The action plan is the latest in a series of steps the FAA has taken to drive safety improvements across Boeing during a tumultuous year for the company. The FAA has limited the number of 737 Max jets Boeing can make per month, audited production lines and is investigating whether the company is complying with federal safety standards.
Whitaker said the FAA will continue to impose restrictions on Boeing until it is satisfied with the company's progress. He said the FAA and Boeing have not yet discussed increasing the number of MAX planes Boeing can produce per month to more than 38, and that Boeing is currently producing the planes at much less than that pace but has said it wants to accelerate production later this year.
“We will not approve any production increases beyond the current caps until we are satisfied,” Whitaker said at a news conference. “At the end of the day, we will continue to ensure that every aircraft that rolls off the production line is safe and reliable.”
Boeing is expected to announce more details about its plans soon.
The Justice Department has also opened a criminal investigation into the Jan. 5 incident.

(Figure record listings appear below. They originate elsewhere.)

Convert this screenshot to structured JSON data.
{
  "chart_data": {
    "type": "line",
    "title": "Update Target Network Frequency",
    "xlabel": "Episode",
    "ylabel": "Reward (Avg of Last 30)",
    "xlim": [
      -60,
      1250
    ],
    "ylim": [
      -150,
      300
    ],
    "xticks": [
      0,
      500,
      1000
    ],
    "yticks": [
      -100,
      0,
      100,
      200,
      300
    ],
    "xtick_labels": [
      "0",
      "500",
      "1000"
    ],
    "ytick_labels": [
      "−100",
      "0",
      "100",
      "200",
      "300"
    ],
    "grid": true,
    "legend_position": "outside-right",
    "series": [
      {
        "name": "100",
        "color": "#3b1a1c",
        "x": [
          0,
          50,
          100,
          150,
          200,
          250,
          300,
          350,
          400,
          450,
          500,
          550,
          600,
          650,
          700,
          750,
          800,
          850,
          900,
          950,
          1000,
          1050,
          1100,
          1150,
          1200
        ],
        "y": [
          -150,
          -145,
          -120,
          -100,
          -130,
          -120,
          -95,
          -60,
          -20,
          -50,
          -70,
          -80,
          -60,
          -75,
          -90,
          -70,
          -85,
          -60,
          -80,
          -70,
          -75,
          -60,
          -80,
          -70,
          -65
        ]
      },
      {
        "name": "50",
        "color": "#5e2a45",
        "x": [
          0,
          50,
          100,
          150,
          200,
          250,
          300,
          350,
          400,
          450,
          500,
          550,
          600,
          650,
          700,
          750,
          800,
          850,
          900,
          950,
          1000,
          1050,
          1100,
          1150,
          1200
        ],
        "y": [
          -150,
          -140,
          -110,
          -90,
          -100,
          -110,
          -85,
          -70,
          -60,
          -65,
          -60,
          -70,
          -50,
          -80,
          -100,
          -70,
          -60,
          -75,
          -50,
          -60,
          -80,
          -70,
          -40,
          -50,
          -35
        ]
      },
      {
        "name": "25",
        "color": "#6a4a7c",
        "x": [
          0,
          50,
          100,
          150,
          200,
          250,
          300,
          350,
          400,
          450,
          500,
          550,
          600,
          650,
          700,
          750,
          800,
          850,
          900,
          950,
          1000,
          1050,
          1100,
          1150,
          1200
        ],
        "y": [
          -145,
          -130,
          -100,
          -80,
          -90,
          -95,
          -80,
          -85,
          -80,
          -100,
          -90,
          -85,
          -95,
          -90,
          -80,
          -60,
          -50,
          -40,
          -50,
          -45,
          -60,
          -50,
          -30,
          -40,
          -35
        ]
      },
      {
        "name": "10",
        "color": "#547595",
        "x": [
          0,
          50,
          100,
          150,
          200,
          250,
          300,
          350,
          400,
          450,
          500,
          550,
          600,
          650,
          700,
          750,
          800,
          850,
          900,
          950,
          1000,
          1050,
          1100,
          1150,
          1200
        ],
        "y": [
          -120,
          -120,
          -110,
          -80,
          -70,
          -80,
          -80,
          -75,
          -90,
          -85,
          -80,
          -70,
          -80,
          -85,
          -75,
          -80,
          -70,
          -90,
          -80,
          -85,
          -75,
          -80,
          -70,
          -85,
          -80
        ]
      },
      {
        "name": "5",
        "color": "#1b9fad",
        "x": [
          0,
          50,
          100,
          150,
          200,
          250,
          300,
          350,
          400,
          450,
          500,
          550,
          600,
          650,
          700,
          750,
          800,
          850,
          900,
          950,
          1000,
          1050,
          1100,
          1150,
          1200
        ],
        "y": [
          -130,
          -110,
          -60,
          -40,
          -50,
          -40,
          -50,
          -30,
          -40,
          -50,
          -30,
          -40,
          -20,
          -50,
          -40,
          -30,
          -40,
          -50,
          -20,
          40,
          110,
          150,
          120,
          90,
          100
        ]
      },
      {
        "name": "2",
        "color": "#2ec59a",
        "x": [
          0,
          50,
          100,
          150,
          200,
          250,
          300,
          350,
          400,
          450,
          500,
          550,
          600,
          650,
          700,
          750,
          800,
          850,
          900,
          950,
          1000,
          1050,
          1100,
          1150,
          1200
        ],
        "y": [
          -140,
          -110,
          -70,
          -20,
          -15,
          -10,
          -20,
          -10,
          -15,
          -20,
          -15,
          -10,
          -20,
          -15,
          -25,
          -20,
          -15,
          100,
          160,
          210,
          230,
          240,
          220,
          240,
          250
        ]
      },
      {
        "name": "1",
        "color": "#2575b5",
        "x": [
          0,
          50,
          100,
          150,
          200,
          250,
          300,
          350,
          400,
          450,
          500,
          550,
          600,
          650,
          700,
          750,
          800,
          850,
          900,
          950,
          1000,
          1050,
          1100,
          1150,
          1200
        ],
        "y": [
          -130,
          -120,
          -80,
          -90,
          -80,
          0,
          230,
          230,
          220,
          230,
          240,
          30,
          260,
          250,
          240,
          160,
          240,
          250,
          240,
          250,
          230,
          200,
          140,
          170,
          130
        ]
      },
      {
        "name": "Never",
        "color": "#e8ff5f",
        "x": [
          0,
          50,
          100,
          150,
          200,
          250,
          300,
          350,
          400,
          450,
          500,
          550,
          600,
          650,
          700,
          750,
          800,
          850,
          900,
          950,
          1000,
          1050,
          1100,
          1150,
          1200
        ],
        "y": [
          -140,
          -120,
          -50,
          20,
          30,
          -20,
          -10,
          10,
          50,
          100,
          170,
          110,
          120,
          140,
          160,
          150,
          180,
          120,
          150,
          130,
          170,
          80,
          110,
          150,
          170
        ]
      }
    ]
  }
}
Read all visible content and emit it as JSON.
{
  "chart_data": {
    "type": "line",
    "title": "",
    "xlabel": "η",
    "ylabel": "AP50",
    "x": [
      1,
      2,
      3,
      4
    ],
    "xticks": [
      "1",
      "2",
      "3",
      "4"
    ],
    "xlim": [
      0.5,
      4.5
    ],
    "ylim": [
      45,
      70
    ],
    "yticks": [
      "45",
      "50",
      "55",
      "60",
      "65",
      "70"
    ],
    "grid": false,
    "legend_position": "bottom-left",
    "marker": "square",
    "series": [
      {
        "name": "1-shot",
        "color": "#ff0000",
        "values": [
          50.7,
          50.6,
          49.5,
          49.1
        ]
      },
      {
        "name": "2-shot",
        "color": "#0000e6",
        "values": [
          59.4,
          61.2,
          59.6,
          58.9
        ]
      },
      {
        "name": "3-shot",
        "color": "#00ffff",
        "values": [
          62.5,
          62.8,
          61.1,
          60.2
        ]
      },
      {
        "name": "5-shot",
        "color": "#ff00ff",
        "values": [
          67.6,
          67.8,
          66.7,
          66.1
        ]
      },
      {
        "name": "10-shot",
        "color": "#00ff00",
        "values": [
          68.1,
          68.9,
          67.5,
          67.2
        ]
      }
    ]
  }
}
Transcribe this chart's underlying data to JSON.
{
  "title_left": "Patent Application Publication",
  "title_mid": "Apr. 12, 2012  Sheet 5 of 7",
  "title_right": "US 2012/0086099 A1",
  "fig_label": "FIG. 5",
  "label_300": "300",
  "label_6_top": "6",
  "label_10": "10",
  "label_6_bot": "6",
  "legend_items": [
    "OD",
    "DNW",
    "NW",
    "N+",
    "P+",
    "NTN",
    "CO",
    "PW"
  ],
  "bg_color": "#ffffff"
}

A preliminary investigation by the National Transportation Safety Board suggests the MAX 9 plane may have left a Boeing factory in Renton, Washington, with panels that were not bolted down.
Boeing also faces potential legal repercussions from past crashes involving its aircraft. The Department of Justice announced this month that Boeing breached a 2021 settlement it reached after 737 Max planes crashed, killing hundreds of people, in 2018 and 2019. The decision could expose Boeing to criminal charges of conspiring to defraud the FAA.
The Justice Department found that Boeing failed to “design, implement and enforce” a compliance and ethics program that was a condition of the settlement. The company plans to appeal the Justice Department's decision.
The 2021 settlement was criticized for being too lenient on Boeing and for being concluded without consulting the families of the 346 people who died in the 737 MAX crashes. The crashes occurred in Indonesia and Ethiopia and led to the grounding of all 737 MAX aircraft for 20 months. Investigations found that both crashes were caused by a malfunction of the flight control system designed to prevent the plane from stalling in flight.